If it hadn’t been for the arrival of our little grand-daughter, I’m pretty sure we’d have moved on to a small, reusable, artificial Christmas tree by now. But, thanks to three-year-old Chloe, there’s renewed pressure on us to get a real tree, as early as possible.

She was too young to understand last year but this is her first real Christmas and, suddenly, she’s high as a flying reindeer in anticipation of Santa’s visit.

“You get Cwistmas twee soon Gwanma?” she kept asking as soon as December had dawned. “Me help decorate your Cwistmas twee?”

Gwanma has become Play-Doh in Chloe’s hands so, of course, we had to race straight off to the Christmas tree farm to make our purchase.

“It’ll need to be a decent-sized one for Chloe,” said my wife, ominously, as we trudged up and down the endless rows of trees.
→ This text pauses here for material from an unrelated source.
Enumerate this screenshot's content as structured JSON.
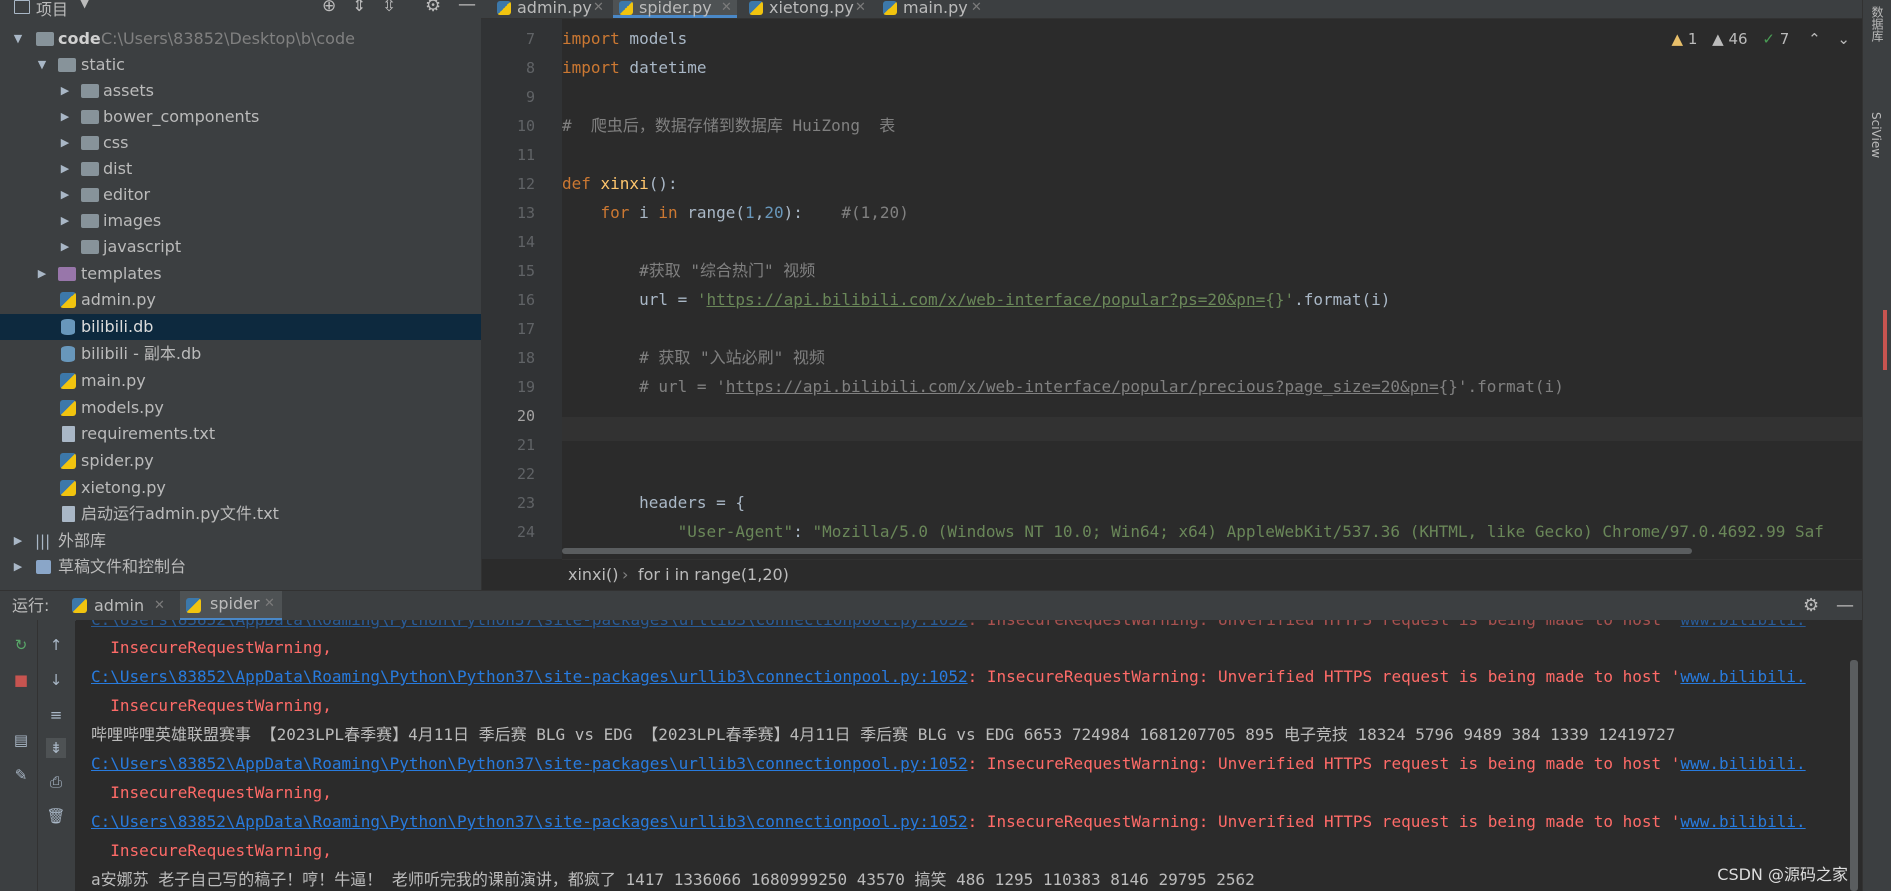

Chloe’s three. She might be tall for her age but she's still just a little girl. Therefore, any tree over four feet is going to be big in her eyes. Suffice to say, however, that this isn’t a perspective shared by my wife.

Ideally, she would have liked a Nordmann Fir – a softer, glossier variety “best known for its needle-holding longevity” – but they're twice the price of the harsher, pricklier Norway Spruce.

I’m relieved to say that common sense prevailed. We reluctantly opted for a Norway Spruce, although she insisted on it being a big one, and that meant busting the £30 budget we’d agreed in the car on the way.

“What about this one?” I said, holding up a tree that seemed to me to be a perfectly adequate specimen.

“No, it’s not big enough,” replied Gwanma.

“What do you mean? It’s nearly as big as me!” I shouted back, braving the prickles to demonstrate how it measured up alongside my frame of five-feet-eleven (and three-quarter) inches.

My wife of 31 years – the woman who once admired me from every angle – shook her head, dismissively: “Well, you wouldn’t look very impressive standing in the corner of the room,” she said.

I beg to differ.

 

THE THINGS THEY SAY

 

CHLOE was playing in the shop that’s a permanent fixture at the back of our lounge.

“Can I have a cuddle?” I asked.

“Oh, Grandad,” she sighed. “Can’t you see I’ve got work to do.”

 

PHIL Chinery, of Darlington, told his grandson: “When I was your age, all I got for Christmas was an orange and an apple.”

“Wow,” replied the boy. “A mobile phone and a computer!"

 

PHIL also recalled the time a wee boy got lost in Asda. He went up to a security guard and, between sobs, declared that he'd lost his grandad.

“What’s his name?” asked the security guard.

“Gramps.”

“And what's he like"?

“Talisker Slainte,” replied the boy, citing his grandad’s favourite whisky.